Those old shells will have 1 of 2 types of fuzes. One is a wooden tube, the top of which may be sealed with wax. The wax should be removed with an emery board or sandpaper. That will expose the powder in the fuze. You then put the shell into the water, fuze-side down, for about a week. The powder inside, by that time, will be a watery mush & completely safe. You can then pull the fuze & note that it has markings along it. Each marking stands for 1 second. You literally 'cut' the fuze with a saw to burn the proper length of time.
The second variety has a lead top with a raised spiral on it. The spiral is marked with numbers. Each number stands for 1 second. To 'cut' that sort of fuze there was a brass or bronze tool with a V-notched head. You placed the tool at the proper timing mark & hit it with a wooden mallet. If the fuze has not been cut, simply erode it with sandpaper or use a brass or bronze pointed instrument to open the powder trail. Submerge it in water for a week & it's perfectly safe.
There were no 'impact' fuzes for field artillery before the 1890s. For anti-personnel rounds the guns were loaded with canister, grapeshot, or langrage. Canister was large musket balls inside a container which had a fiber top. When the gun was fired the canister held the charge of balls together for about 300 yards, then fell away. At that point the balls began to spread. Grapeshot had a wooden sabot at the bottom with a dowel set in it. A woolen bag was fastened to the sabot, as was a heavy cordage net. The bag was filled with musket balls. The net kept the balls from exceeding the bore diameter of the weapon. The bag and net were tied at the top. When the weapon fired the sabot pushed the load out of the muzzle, the bag & net burned away, & the charge began to spread. Langrage was whatever you had handy--horseshoe nails, broken pottery, short pieces of chain, what have you. This stuff was usually used in a short-barreled gun--a howitzer, normally, though at the Alamo they actually had a carronade, a shipboard gun designed to sweep the enemy's decks. You pointed the langrage-loaded gun at the fort's gates & when the gate came open you touched it off. The result was devastation.

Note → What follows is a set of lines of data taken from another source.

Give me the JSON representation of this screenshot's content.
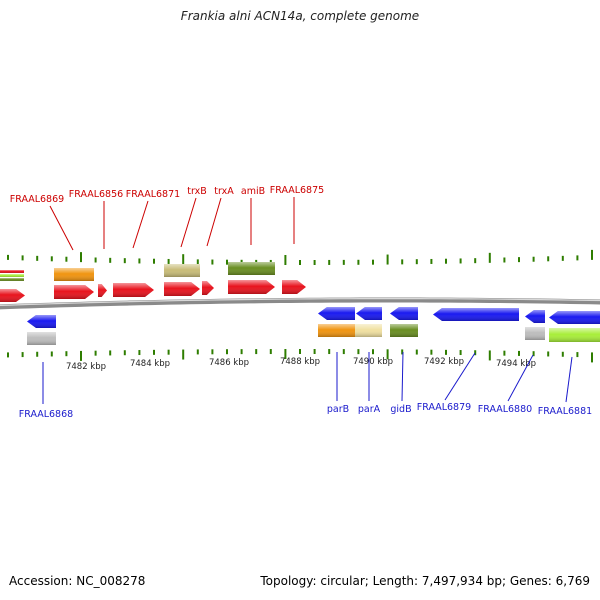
{
  "title": "Frankia alni ACN14a, complete genome",
  "footer": {
    "accession": "Accession: NC_008278",
    "summary": "Topology: circular; Length: 7,497,934 bp; Genes: 6,769"
  },
  "colors": {
    "forward_label": "#cc0000",
    "reverse_label": "#1a1acc",
    "tick": "#2e7d00",
    "backbone": "#8a8a8a",
    "red": "#e8141e",
    "blue": "#1a1af0",
    "orange": "#f09410",
    "khaki": "#c8bc78",
    "olive": "#6a8e22",
    "gray": "#bdbdbd",
    "yellow": "#f0e0a0",
    "lime": "#a8ee3a"
  },
  "kbp_labels": [
    "7482 kbp",
    "7484 kbp",
    "7486 kbp",
    "7488 kbp",
    "7490 kbp",
    "7492 kbp",
    "7494 kbp"
  ],
  "top_labels": [
    {
      "text": "FRAAL6869"
    },
    {
      "text": "FRAAL6856"
    },
    {
      "text": "FRAAL6871"
    },
    {
      "text": "trxB"
    },
    {
      "text": "trxA"
    },
    {
      "text": "amiB"
    },
    {
      "text": "FRAAL6875"
    }
  ],
  "bottom_labels": [
    {
      "text": "FRAAL6868"
    },
    {
      "text": "parB"
    },
    {
      "text": "parA"
    },
    {
      "text": "gidB"
    },
    {
      "text": "FRAAL6879"
    },
    {
      "text": "FRAAL6880"
    },
    {
      "text": "FRAAL6881"
    }
  ]
}
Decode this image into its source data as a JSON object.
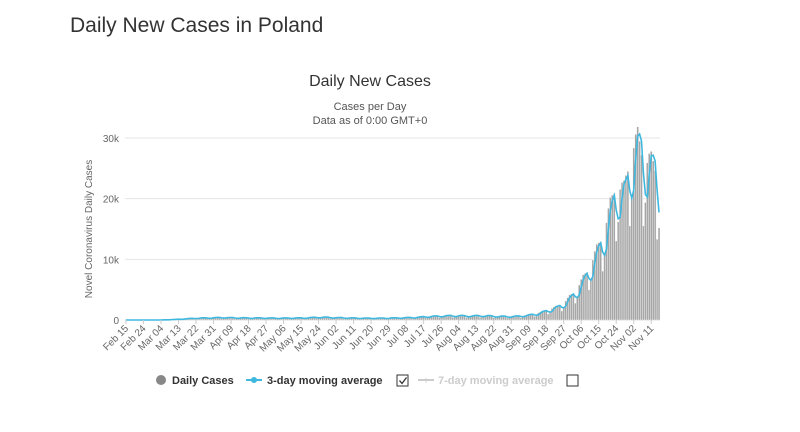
{
  "page": {
    "heading": "Daily New Cases in Poland"
  },
  "colors": {
    "bars": "#a6a6a6",
    "bar_stroke": "#ffffff",
    "line3": "#3fb8e0",
    "grid": "#e6e6e6",
    "legend_off": "#cccccc"
  },
  "chart_data": {
    "type": "bar",
    "title": "Daily New Cases",
    "subtitle_lines": [
      "Cases per Day",
      "Data as of 0:00 GMT+0"
    ],
    "ylabel": "Novel Coronavirus Daily Cases",
    "xlabel": "",
    "ylim": [
      0,
      30000
    ],
    "y_ticks": [
      0,
      10000,
      20000,
      30000
    ],
    "y_tick_labels": [
      "0",
      "10k",
      "20k",
      "30k"
    ],
    "x_start": "Feb 15",
    "x_tick_labels": [
      "Feb 15",
      "Feb 24",
      "Mar 04",
      "Mar 13",
      "Mar 22",
      "Mar 31",
      "Apr 09",
      "Apr 18",
      "Apr 27",
      "May 06",
      "May 15",
      "May 24",
      "Jun 02",
      "Jun 11",
      "Jun 20",
      "Jun 29",
      "Jul 08",
      "Jul 17",
      "Jul 26",
      "Aug 04",
      "Aug 13",
      "Aug 22",
      "Aug 31",
      "Sep 09",
      "Sep 18",
      "Sep 27",
      "Oct 06",
      "Oct 15",
      "Oct 24",
      "Nov 02",
      "Nov 11"
    ],
    "x_tick_step_days": 9,
    "num_days": 275,
    "weekly_anchors": [
      {
        "day": 0,
        "value": 0
      },
      {
        "day": 17,
        "value": 0
      },
      {
        "day": 21,
        "value": 50
      },
      {
        "day": 28,
        "value": 150
      },
      {
        "day": 35,
        "value": 300
      },
      {
        "day": 42,
        "value": 350
      },
      {
        "day": 49,
        "value": 400
      },
      {
        "day": 56,
        "value": 350
      },
      {
        "day": 63,
        "value": 330
      },
      {
        "day": 70,
        "value": 330
      },
      {
        "day": 77,
        "value": 300
      },
      {
        "day": 84,
        "value": 320
      },
      {
        "day": 91,
        "value": 330
      },
      {
        "day": 98,
        "value": 450
      },
      {
        "day": 105,
        "value": 400
      },
      {
        "day": 112,
        "value": 350
      },
      {
        "day": 119,
        "value": 300
      },
      {
        "day": 126,
        "value": 280
      },
      {
        "day": 133,
        "value": 300
      },
      {
        "day": 140,
        "value": 350
      },
      {
        "day": 147,
        "value": 400
      },
      {
        "day": 154,
        "value": 550
      },
      {
        "day": 161,
        "value": 650
      },
      {
        "day": 168,
        "value": 700
      },
      {
        "day": 175,
        "value": 650
      },
      {
        "day": 182,
        "value": 700
      },
      {
        "day": 189,
        "value": 600
      },
      {
        "day": 196,
        "value": 550
      },
      {
        "day": 203,
        "value": 650
      },
      {
        "day": 210,
        "value": 950
      },
      {
        "day": 217,
        "value": 1600
      },
      {
        "day": 224,
        "value": 2400
      },
      {
        "day": 231,
        "value": 4500
      },
      {
        "day": 238,
        "value": 8000
      },
      {
        "day": 245,
        "value": 13000
      },
      {
        "day": 252,
        "value": 21000
      },
      {
        "day": 256,
        "value": 20000
      },
      {
        "day": 259,
        "value": 25000
      },
      {
        "day": 261,
        "value": 27000
      },
      {
        "day": 263,
        "value": 27700
      },
      {
        "day": 266,
        "value": 25000
      },
      {
        "day": 269,
        "value": 24500
      },
      {
        "day": 272,
        "value": 23500
      },
      {
        "day": 274,
        "value": 19500
      }
    ],
    "weekday_factors": [
      0.62,
      0.78,
      1.05,
      1.12,
      1.15,
      1.1,
      1.05
    ],
    "series": [
      {
        "name": "Daily Cases",
        "kind": "bar",
        "visible": true
      },
      {
        "name": "3-day moving average",
        "kind": "line",
        "visible": true
      },
      {
        "name": "7-day moving average",
        "kind": "line",
        "visible": false
      }
    ],
    "legend_position": "bottom"
  }
}
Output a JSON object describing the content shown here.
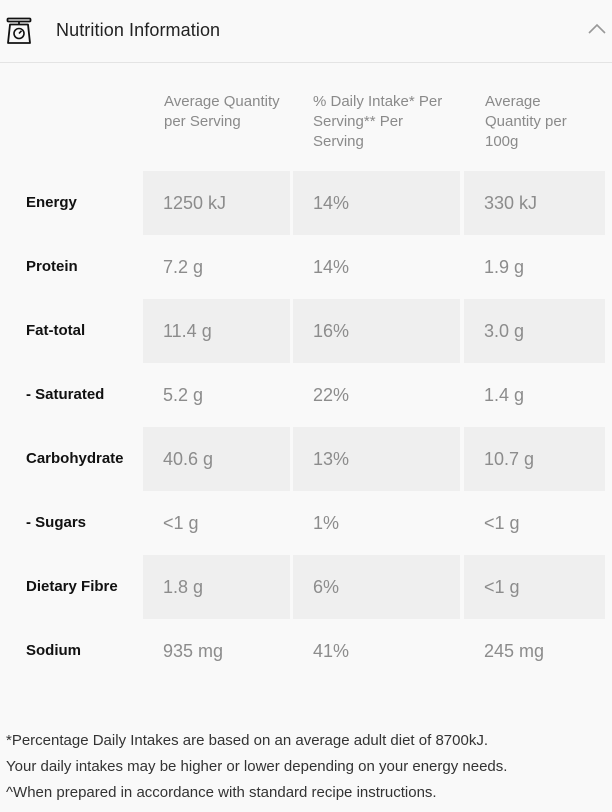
{
  "header": {
    "title": "Nutrition Information",
    "icon": "kitchen-scale-icon",
    "toggle_icon": "chevron-up-icon"
  },
  "columns": [
    "Average Quantity per Serving",
    "% Daily Intake* Per Serving** Per Serving",
    "Average Quantity per 100g"
  ],
  "rows": [
    {
      "label": "Energy",
      "per_serving": "1250 kJ",
      "daily_intake": "14%",
      "per_100g": "330 kJ"
    },
    {
      "label": "Protein",
      "per_serving": "7.2 g",
      "daily_intake": "14%",
      "per_100g": "1.9 g"
    },
    {
      "label": "Fat-total",
      "per_serving": "11.4 g",
      "daily_intake": "16%",
      "per_100g": "3.0 g"
    },
    {
      "label": "- Saturated",
      "per_serving": "5.2 g",
      "daily_intake": "22%",
      "per_100g": "1.4 g"
    },
    {
      "label": "Carbohydrate",
      "per_serving": "40.6 g",
      "daily_intake": "13%",
      "per_100g": "10.7 g"
    },
    {
      "label": "- Sugars",
      "per_serving": "<1 g",
      "daily_intake": "1%",
      "per_100g": "<1 g"
    },
    {
      "label": "Dietary Fibre",
      "per_serving": "1.8 g",
      "daily_intake": "6%",
      "per_100g": "<1 g"
    },
    {
      "label": "Sodium",
      "per_serving": "935 mg",
      "daily_intake": "41%",
      "per_100g": "245 mg"
    }
  ],
  "footnotes": [
    "*Percentage Daily Intakes are based on an average adult diet of 8700kJ.",
    "Your daily intakes may be higher or lower depending on your energy needs.",
    "^When prepared in accordance with standard recipe instructions."
  ],
  "colors": {
    "background": "#f9f9f9",
    "cell_shade": "#efefef",
    "value_text": "#8c8c8c",
    "label_text": "#111111"
  }
}
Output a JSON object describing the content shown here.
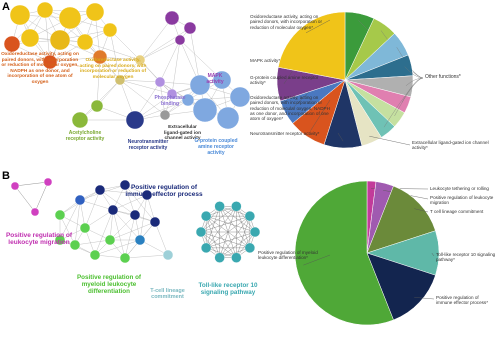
{
  "panels": [
    {
      "label": "A",
      "network_labels": [
        "Oxidoreductase activity, acting on paired donors, with incorporation or reduction of molecular oxygen, NADPH as one donor, and incorporation of one atom of oxygen",
        "Oxidoreductase activity, acting on paired donors, with incorporation or reduction of molecular oxygen",
        "Phosphatase binding",
        "MAPK activity",
        "Acetylcholine receptor activity",
        "Neurotransmitter receptor activity",
        "Extracellular ligand-gated ion channel activity",
        "G-protein coupled amine receptor activity"
      ]
    },
    {
      "label": "B",
      "network_labels": [
        "Positive regulation of leukocyte migration",
        "Positive regulation of immune effector process",
        "Positive regulation of myeloid leukocyte differentiation",
        "T-cell lineage commitment",
        "Toll-like receptor 10 signaling pathway"
      ]
    }
  ],
  "chart_data": [
    {
      "type": "pie",
      "categories": [
        null,
        null,
        null,
        null,
        null,
        null,
        null,
        null,
        "Extracellular ligand-gated ion channel activity*",
        "Neurotransmitter receptor activity*",
        "Oxidoreductase activity, acting on paired donors, with incorporation or reduction of molecular oxygen, NADPH as one donor, and incorporation of one atom of oxygen*",
        "G-protein coupled amine receptor activity*",
        "MAPK activity*",
        "Oxidoreductase activity, acting on paired donors, with incorporation or reduction of molecular oxygen*"
      ],
      "values": [
        7,
        6,
        6,
        5,
        5,
        4,
        4,
        4,
        5,
        9,
        9,
        6,
        8,
        22
      ],
      "colors": [
        "#3b9b3b",
        "#a6c94a",
        "#7fb8d8",
        "#2d6e8e",
        "#b0b0b0",
        "#e07fb0",
        "#c5e0a0",
        "#6fc2b5",
        "#e6e4c4",
        "#1f3566",
        "#d9541e",
        "#4a78c0",
        "#7a3e8a",
        "#f0c419"
      ],
      "annotation": "Other functions*"
    },
    {
      "type": "pie",
      "categories": [
        "Leukocyte tethering or rolling",
        "Positive regulation of leukocyte migration",
        "T cell lineage commitment",
        "Toll-like receptor 10 signaling pathway*",
        "Positive regulation of immune effector process*",
        "Positive regulation of myeloid leukocyte differentiation*"
      ],
      "values": [
        2,
        4,
        14,
        10,
        14,
        56
      ],
      "colors": [
        "#c23b9a",
        "#a05ab0",
        "#6b8a3a",
        "#5fb8a8",
        "#13254f",
        "#4fa837"
      ]
    }
  ]
}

Modern shells have 4 sorts of fuzes--mechanical time superquick or MTSQ, point-detonating or PD, concrete-piercing or CP, & variable time or VT. MTSQ fuzes are set with a special fuze wrench before inserting into the projectile. They can be set anywhere from 1/10 sec to 70 secs. MTSQ fuzes will also detonate on contact with any solid object. Killer Jr., used in Nam, was an MTSQ fuze cut to 1/10 sec & fired with a charge 7 load. It would get about 400 meters in front of the muzzle & detonate. It was a good idea to be buttoned up in the gun when you fired Killer Jr. It & what was called 'Krispy Kritters' were used to repel mass attacks, "Krrispy Kritters' was charge 7, no projectile. When you pulled the string on a 155 you got about 500 meters of 4500-degree flame, 50 or so meters wide, which was why it was called 'Krispy Kritters.'
PD fuzes detonate on contact with any solid object or can be set with a 1/5 sec delay to penetrate into the ground. CP fuzes are a delay fuze with a very hard nose. The momentum of the projectile carries it into a concrete fortification. The hardend nose allows successful penetration without detonation until the projectile has penetrated the concrete.
VT fuzes contain a radio transmitter & receiver. When the signal from the transmitter is received at a frequency which indicates the projectile is 20 meters above the ground, the fuze detonates the round. However, VT fuzes are subject to several things. Fired over water, they will often detonate 40 to 50 meters up. In addition, it's not a good idea to use them in heavy fog, because the fog will reflect the radio signal. Older--WW II vintage--VT fuzes could be set off simply by the radio signal hitting a large bird.
Field Artillery doesn't use shaped-charge projectiles. Those are used with tank rounds or with specific anti-tank weapons like the LAW or light anti-tank weapon.
Nobody other than qualified EOD personnel should ever attempt to defuze or handle in any way any modern explosive projectile. Duds are particularly dangerous. If an MTSQ fuze failed it may have failed because the timer got stuck--say, 1/10 sec before detonation. Disturbing it, even accidentally, could cause that timer to tick off that last 1/10 sec. At that point whoever disturbed the round will have to be scraped off the trees & rocks--if they can find enough of the guy to scrape off.